Saturday, November 12, 2005


The most accurate and useful thing anyone has said to me since I’ve been in this country was uttered by one of the TH’s bosses at a fairly debauched stag night affair the other evening. (I can only blame the language barrier for the reason I was at a stag party in the first place, since you ask.)
It was also pretty much the only thing I understood of what anyone said that evening because the music was so loud as to render any attempt at conversation totally pointless, but then clearly that’s not what stag parties are about anyway and the gap between mouthfuls of alarmingly rainbow-coloured drinks was only generally enough for everyone to prove that they had reached the oblivious state of consonants-only chat that such occasions demand. But I digress. This very lovely gentleman said to me, in the short space between James Brown and Herman’s Hermits and with the wisdom only ever stumbled upon by the equation
1am + 54% proof x 10
‘Nobody cares in this country where you’ve come from or what you’ve done, only what you’re GOING to do’.

Up until now I had been operating under the misplaced assumption that at least someone I met, at some point, was going to ask me what my career-background is and what I’d been doing with the last 42 years of my life. In truth, not one person I’ve met since I’ve been in this City has asked me about anything further back than yesterday, and frankly I was beginning to think that this was rather impolite. As a consequence of this, I’ve developed very clever ways of sneaking said information into conversations, although anyone has yet to take me up on these starting posts.
To give you an example.
‘What would you like to drink?’
‘I’d like a Sapphire and tonic please, which became my drink of choice whilst I was working at the RFH between 1986 and 2005 in four different arts administration posts’
Expected reply –‘Wow – really? You worked at the RFH!?’
Actual reply -‘Do you want that with lime?’

I’d almost reached the point of getting my CV tattooed onto my arm, which one would hope would be a conversational starter for ten just by itself, but now I have been enlightened into the American way I realise that all I need to do is to write a
which, loosely translated, means a document of the course of my life and where I will be going and what I will be doing in the future from this day forth (including my progress word for word and letter for letter), each year up until the day I die. With God’s help. Clearly.
(Actually it doesn’t say clearly, I added that for greater emphasis.)
And once I have a document laying out exactly what I’m GOING to do, everyone will want to talk about it (and me) all the time and I will be offered a myriad of exciting well-paid jobs the moment I receive my work permit.

All of which is very heartening.

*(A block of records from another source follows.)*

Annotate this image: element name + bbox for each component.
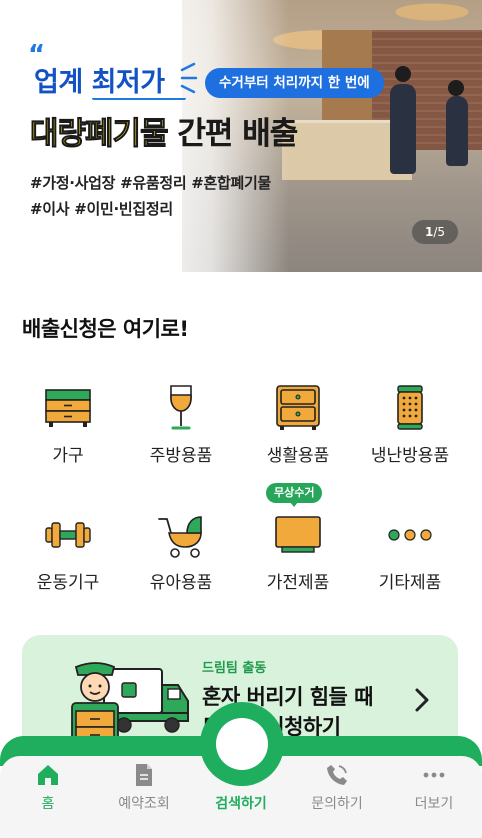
nav-reservation[interactable]: 예약조회 <box>96 763 192 823</box>
category-label: 유아용품 <box>149 573 213 593</box>
nav-more[interactable]: 더보기 <box>386 763 482 823</box>
nav-label: 예약조회 <box>118 796 170 812</box>
nav-inquiry[interactable]: 문의하기 <box>289 763 385 823</box>
category-label: 기타제품 <box>378 573 442 593</box>
stroller-icon <box>158 516 202 558</box>
document-icon <box>136 764 152 786</box>
furniture-icon <box>45 389 91 427</box>
nav-label: 더보기 <box>414 796 454 812</box>
category-furniture[interactable]: 가구 <box>8 384 128 484</box>
banner-hashtags-2: #이사 #이민·빈집정리 <box>30 200 173 218</box>
free-pickup-badge: 무상수거 <box>266 483 323 507</box>
home-icon <box>38 765 58 785</box>
category-kitchen[interactable]: 주방용품 <box>121 384 241 484</box>
nav-search-label[interactable]: 검색하기 <box>193 793 289 813</box>
category-exercise[interactable]: 운동기구 <box>8 511 128 611</box>
more-dots-icon <box>388 529 432 541</box>
headline-rest: 간편 배출 <box>167 116 298 152</box>
promo-subtitle: 드림팀 출동 <box>202 661 267 676</box>
wine-glass-icon <box>170 385 192 430</box>
spark-lines-icon <box>180 62 198 94</box>
category-label: 주방용품 <box>149 446 213 466</box>
category-label: 가전제품 <box>266 573 330 593</box>
banner-headline-2: 대량폐기물 간편 배출 <box>30 108 299 153</box>
dumbbell-icon <box>45 522 91 548</box>
category-label: 가구 <box>52 446 84 466</box>
banner-headline-1: 업계 최저가 <box>34 67 165 98</box>
hero-banner[interactable]: “ 업계 최저가 수거부터 처리까지 한 번에 대량폐기물 간편 배출 #가정·… <box>0 0 482 272</box>
drawer-cabinet-icon <box>276 385 320 430</box>
search-fab[interactable] <box>200 702 284 786</box>
category-heating-cooling[interactable]: 냉난방용품 <box>350 384 470 484</box>
category-label: 생활용품 <box>266 446 330 466</box>
nav-label: 문의하기 <box>311 796 363 812</box>
category-label: 냉난방용품 <box>370 446 450 466</box>
search-icon <box>216 718 268 770</box>
banner-hashtags-1: #가정·사업장 #유품정리 #혼합폐기물 <box>30 174 272 192</box>
tv-icon <box>275 516 321 553</box>
banner-pill: 수거부터 처리까지 한 번에 <box>205 68 384 98</box>
chevron-right-icon <box>415 688 429 712</box>
headline-underline <box>92 96 186 100</box>
category-household[interactable]: 생활용품 <box>238 384 358 484</box>
category-label: 운동기구 <box>36 573 100 593</box>
nav-label: 홈 <box>41 796 55 812</box>
banner-page-indicator: 1/5 <box>412 220 458 244</box>
heater-icon <box>397 385 423 430</box>
nav-home[interactable]: 홈 <box>0 763 96 823</box>
category-appliances[interactable]: 무상수거 가전제품 <box>238 483 358 611</box>
category-etc[interactable]: 기타제품 <box>350 511 470 611</box>
page-total: /5 <box>433 225 446 239</box>
phone-icon <box>327 765 347 785</box>
category-baby[interactable]: 유아용품 <box>121 511 241 611</box>
more-horizontal-icon <box>423 772 445 778</box>
section-title: 배출신청은 여기로! <box>22 317 189 341</box>
headline-highlight: 대량폐기물 <box>30 116 170 153</box>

Especially as I see that the London Jazz Festival is happening without me this year. I saw the ads and everything, but really didn’t imagine for one minute they would actually go ahead……


Anonymous Anonymous said...

London Jazz Festival in London off to a good start. Queen Elizabeth Hall foyer plasma screens advertised Archie Shepp as 'a dynamic new singer-songwriter'. But he must be 70 if he's a day or my name is Madonna!